Rasa Aneh Itu

1K 59 0
                                    

"Ayesha, kamu lambat banget sih! Nggak masuk nih jadinya, ancur instrumennya!" Ayesha menggaruk tengkuknya yang tidak gatal merasa tidak enak.

Entah mengapa, sedari awal latihan tadi perasaannya sudah tidak di ruang yang ia tempati itu. Sudah tidak menyatu dengan studio musik ini. Bahkan, rasanya berat sekali ia memegang gitar bass.

"Maaf, Kak."

Ia pun latihan lagi berusaha mengikuti irama musik band alternative pop-rocknya.

"Ah udah udah! Kamu kenapa sih, Sha? Tadi lambat banget sekarang kecepetan. Gimana bisa senada kita semua kalo kamu nggak fokus kaya gitu? Ya udah kita break dulu."

Tutur Mario kesal sambil mengambil ponselnya di tas yang kemudian melangkah keluar.

"Sebentar,  Kak." Mario yang hampir membuka pintu studio pun menghentikan langkahnya.

"Kenapa?"

Ayesha menghela napas dan melepaskan gitar bass yang dipegang setelah menurunkan volumenya.

Beberapa personil lain memandang ke arahnya dengan serius diiringi pikiran yang membuat penasaran tiap personil.

"Aku," ujarnya terpotong. Terpotong oleh keraguan yang melanda hatinya sedari tadi. Ayesha menunduk sekarang.

"Aku mau mengundurkan diri dari band ini, Kak." Ia menghela napas pelan. Akhirnya kalimat yang sedari tadi mengganjal itu keluar juga.

Semua diam.

Hening.

Bahkan ruangan yang tadi sangat berisik itu benar-benar tak bersuara.

Dika yang semula masih duduk di depan drum berencana mencairkan suasana dengan bangun dan menyimpan stik drumnya yang kemudian berjalan mendekati personil lain.

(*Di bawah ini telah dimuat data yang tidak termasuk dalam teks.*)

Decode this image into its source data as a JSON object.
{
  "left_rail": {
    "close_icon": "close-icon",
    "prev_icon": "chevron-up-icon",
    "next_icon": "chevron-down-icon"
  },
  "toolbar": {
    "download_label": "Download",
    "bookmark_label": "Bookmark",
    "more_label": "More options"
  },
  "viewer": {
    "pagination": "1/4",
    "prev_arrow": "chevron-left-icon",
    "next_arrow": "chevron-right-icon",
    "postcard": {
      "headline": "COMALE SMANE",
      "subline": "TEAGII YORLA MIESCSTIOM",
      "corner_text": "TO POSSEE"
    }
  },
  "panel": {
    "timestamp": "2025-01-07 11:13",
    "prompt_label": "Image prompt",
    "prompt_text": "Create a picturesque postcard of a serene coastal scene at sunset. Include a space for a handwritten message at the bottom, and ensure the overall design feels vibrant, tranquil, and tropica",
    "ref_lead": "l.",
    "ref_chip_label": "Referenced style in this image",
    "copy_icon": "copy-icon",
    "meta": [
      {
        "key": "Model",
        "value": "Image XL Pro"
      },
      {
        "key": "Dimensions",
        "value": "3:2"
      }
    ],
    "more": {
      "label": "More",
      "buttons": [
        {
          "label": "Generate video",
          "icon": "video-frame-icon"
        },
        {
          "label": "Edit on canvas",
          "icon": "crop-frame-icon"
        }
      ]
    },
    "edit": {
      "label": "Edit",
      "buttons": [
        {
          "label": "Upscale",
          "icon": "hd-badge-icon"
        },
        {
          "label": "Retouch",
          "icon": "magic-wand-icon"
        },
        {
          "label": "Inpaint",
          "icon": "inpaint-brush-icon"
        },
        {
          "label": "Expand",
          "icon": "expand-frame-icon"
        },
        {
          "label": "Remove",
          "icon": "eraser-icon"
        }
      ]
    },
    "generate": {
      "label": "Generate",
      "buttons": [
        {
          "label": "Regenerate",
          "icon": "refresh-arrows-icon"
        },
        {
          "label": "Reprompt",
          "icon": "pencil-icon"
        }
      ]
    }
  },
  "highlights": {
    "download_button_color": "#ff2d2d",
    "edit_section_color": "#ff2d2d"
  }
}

Dani,  sang melodis pun melepas gitar melodinya yang sudah tak memiliki mood untuk memainkannya. Begitupun Kenari, gadis lain sebagai gitaris itu mulai duduk di kursi belakangnya diikuti Rio sang pianis band yang juga duduk di kursinya.

Ruangan dengan dinding peredam suara itu masih hening, semua perasaan personil band begitu teredam tak tersalurkan. Semua terisolasi di ruangan itu.

"Maksudnya apalagi sih, Sha?"

Ayesha menunduk ketika Mario bertanya. Ia tidak enak sekali seperti ini, tapi mau bagaimana lagi? Ia sudah bertekad untuk berhenti ngeband karena entah mengapa, ikatan antara dirinya dengan studio musik itu seolah terputus, diiringi dengan perubahannya.

Kemarin malam, ia membuat keputusan itu matang-matang setelah membaca segala referensi.

Ia memang mencintai musik, bahkan dulu musik segalanya untuk Ayesha.

Musik adalah pelampiasan hidupnya yang kacau. Bass di studio itulah saksinya. Bass milik band mereka itulah saksi hidup ketika Ayesha marah, kesal atau bahkan jatuh cinta. Karena gerakan jarinya begitu kasar ketika Ayesha bermain dengan alat musik dengan senar tebal itu dikala kesal. Sampai terkadang membuat jari-jarinya kebal dan bengkak sendiri.

Tapi sekarang? Rasanya ia benar-benar mau berhijrah. Mau mencintai Allah sepenuhnya, bukan mencintai hal lain lagi. Kecuali memang Allah yang meridhoiNya untuk mencintai yang lain.

"Tiga hari lagi kita mau rekaman, dan sekarang kamu bilang begitu seenaknya?" tutur Mario dengan kesal.

"Maaf, Kak." Ujarnya lagi.

"Maaf katamu?!" Tanya Mario dengan nada tinggi seolah tidak menyangka dengan kata yang keluar dari mulut Ayesha.

Ia tidak mengerti dengan pikiran gadis di depannya ini.